The success of SPACs also drew regulators’ eyes. The Financial Industry Regulatory Authority (FINRA) has been probing the market since last fall, and some experts predicted that an SEC exam sweep was in the offing. Indeed, in its newly released exam priorities, commission regulators put private funds at the top of the list, and SPACs towards the top of that sub-list.

New definitions

The proposed rules package shifts critical definitions in the industry. For instance, one proposed rule would hold the underwriters in a SPAC IPO responsible for the underwriting of the spin-off “when certain conditions are met.” Another would define mergers between a reporting shell company and a non-shell company as “a sale of securities to the reporting shell company’s shareholders for purposes of the Securities Act.” Yet another proposal would amend Item 10(b) of Regulation S-K to give new guidance “on the presentation of projections of future economic performance.”

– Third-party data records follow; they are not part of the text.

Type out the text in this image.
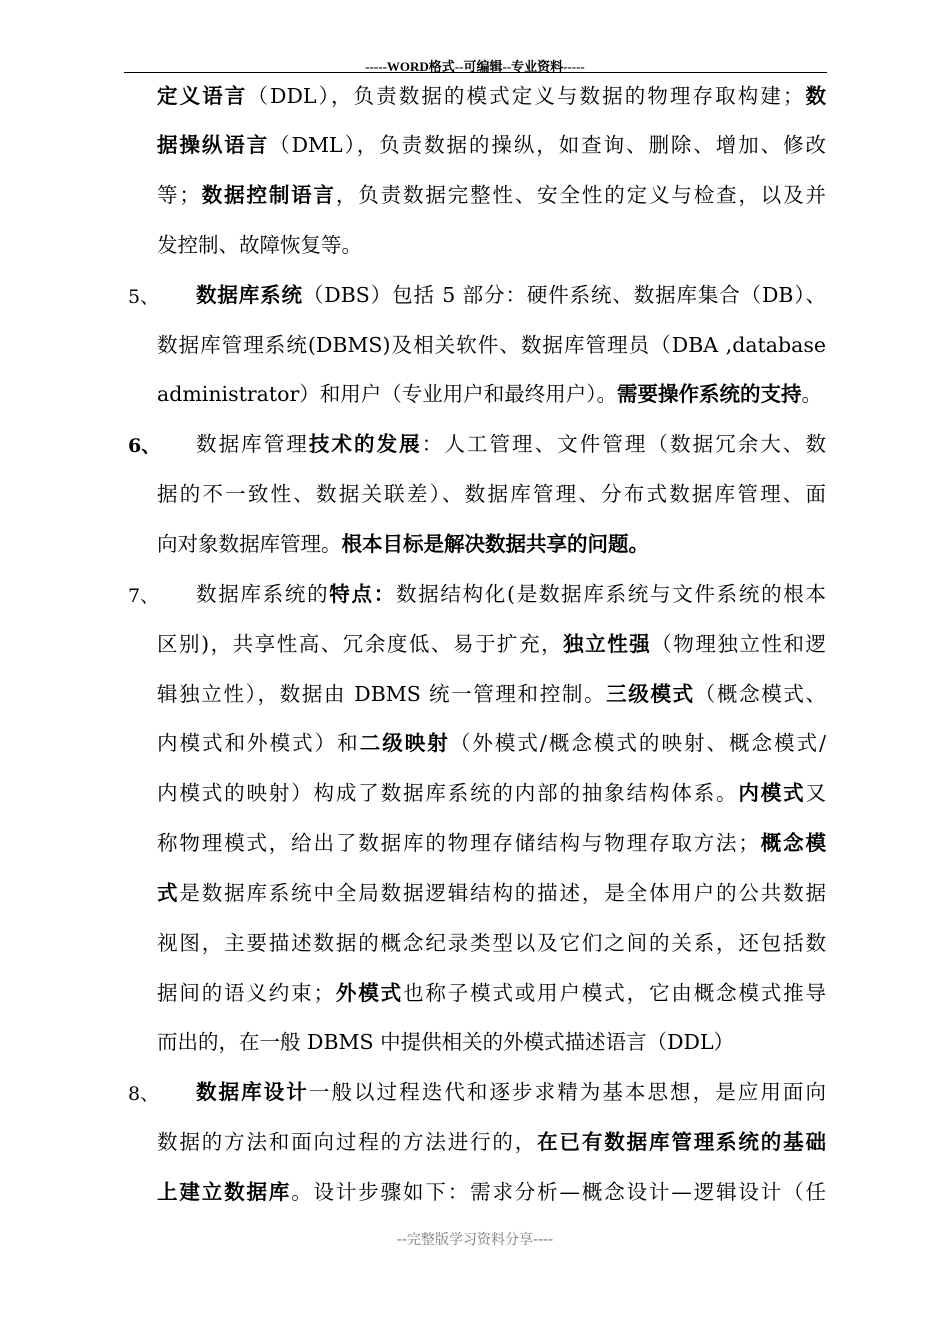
-----WORD格式--可编辑--专业资料-----
定义语言（DDL），负责数据的模式定义与数据的物理存取构建；数
据操纵语言（DML），负责数据的操纵，如查询、删除、增加、修改
等；数据控制语言，负责数据完整性、安全性的定义与检查，以及并
发控制、故障恢复等。
5、 数据库系统（DBS）包括 5 部分：硬件系统、数据库集合（DB）、
数据库管理系统(DBMS)及相关软件、数据库管理员（DBA ,database
administrator）和用户（专业用户和最终用户）。需要操作系统的支持。
6、 数据库管理技术的发展：人工管理、文件管理（数据冗余大、数
据的不一致性、数据关联差）、数据库管理、分布式数据库管理、面
向对象数据库管理。根本目标是解决数据共享的问题。
7、 数据库系统的特点：数据结构化(是数据库系统与文件系统的根本
区别)，共享性高、冗余度低、易于扩充，独立性强（物理独立性和逻
辑独立性），数据由 DBMS 统一管理和控制。三级模式（概念模式、
内模式和外模式）和二级映射（外模式/概念模式的映射、概念模式/
内模式的映射）构成了数据库系统的内部的抽象结构体系。内模式又
称物理模式，给出了数据库的物理存储结构与物理存取方法；概念模
式是数据库系统中全局数据逻辑结构的描述，是全体用户的公共数据
视图，主要描述数据的概念纪录类型以及它们之间的关系，还包括数
据间的语义约束；外模式也称子模式或用户模式，它由概念模式推导
而出的，在一般 DBMS 中提供相关的外模式描述语言（DDL）
8、 数据库设计一般以过程迭代和逐步求精为基本思想，是应用面向
数据的方法和面向过程的方法进行的，在已有数据库管理系统的基础
上建立数据库。设计步骤如下：需求分析—概念设计—逻辑设计（任
--完整版学习资料分享----
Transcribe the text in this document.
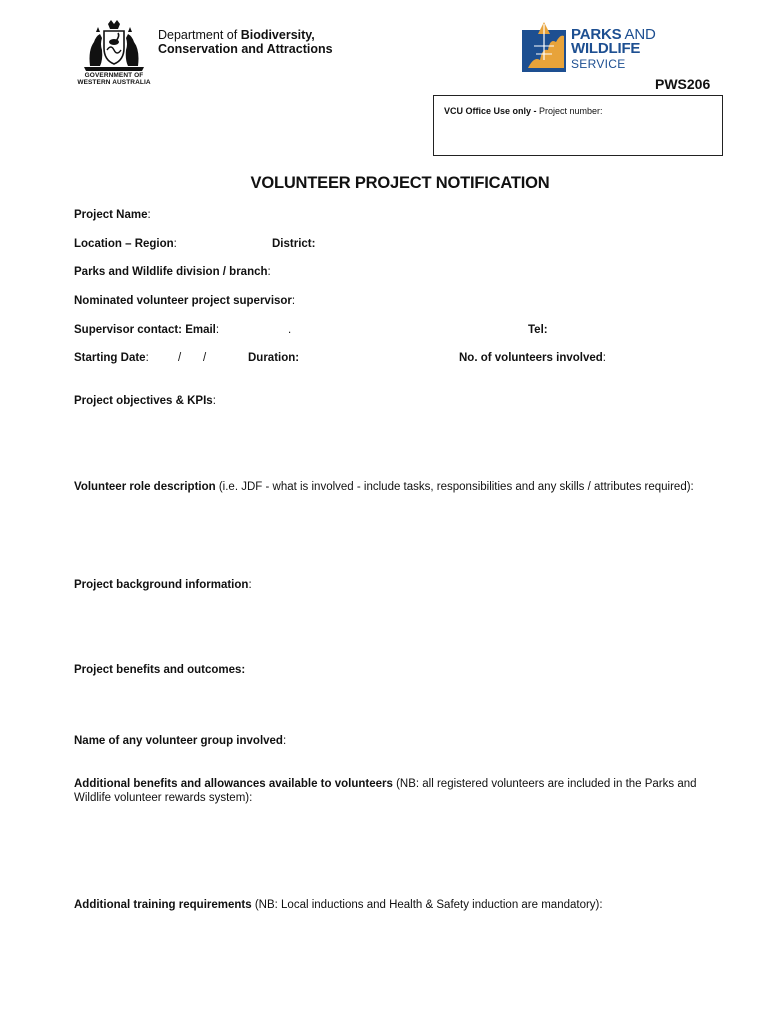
GOVERNMENT OF
WESTERN AUSTRALIA
Department of Biodiversity,
Conservation and Attractions
PARKS AND
WILDLIFE
SERVICE
PWS206
VCU Office Use only - Project number:
VOLUNTEER PROJECT NOTIFICATION
Project Name:
Location – Region:	District:
Parks and Wildlife division / branch:
Nominated volunteer project supervisor:
Supervisor contact: Email:	.	Tel:
Starting Date:	/ /	Duration:	No. of volunteers involved:
Project objectives & KPIs:
Volunteer role description (i.e. JDF - what is involved - include tasks, responsibilities and any skills / attributes required):
Project background information:
Project benefits and outcomes:
Name of any volunteer group involved:
Additional benefits and allowances available to volunteers (NB: all registered volunteers are included in the Parks and Wildlife volunteer rewards system):
Additional training requirements (NB: Local inductions and Health & Safety induction are mandatory):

Perhaps most important, the new rules would require SPACs to register under the Investment Company Act unless they:

  • “Maintain assets comprising only cash items, government securities and certain money market funds.”
  • Stay “primarily engaged” in whatever new company emerges from the de-SPAC transition.
  • Agree with target companies to begin a spin-off, merger, et cetera “within 18 months after its IPO,” and to complete the deal within 24 months of the IPO.

“While a SPAC would not be required to rely on the proposed rule,” commission staffers said in a fact sheet accompanying the rulemaking notice, “the proposed conditions are intended to align with the structures and practices that the commission preliminarily believes would distinguish a SPAC that is likely to raise serious questions as to its status as an investment company from one that does not.”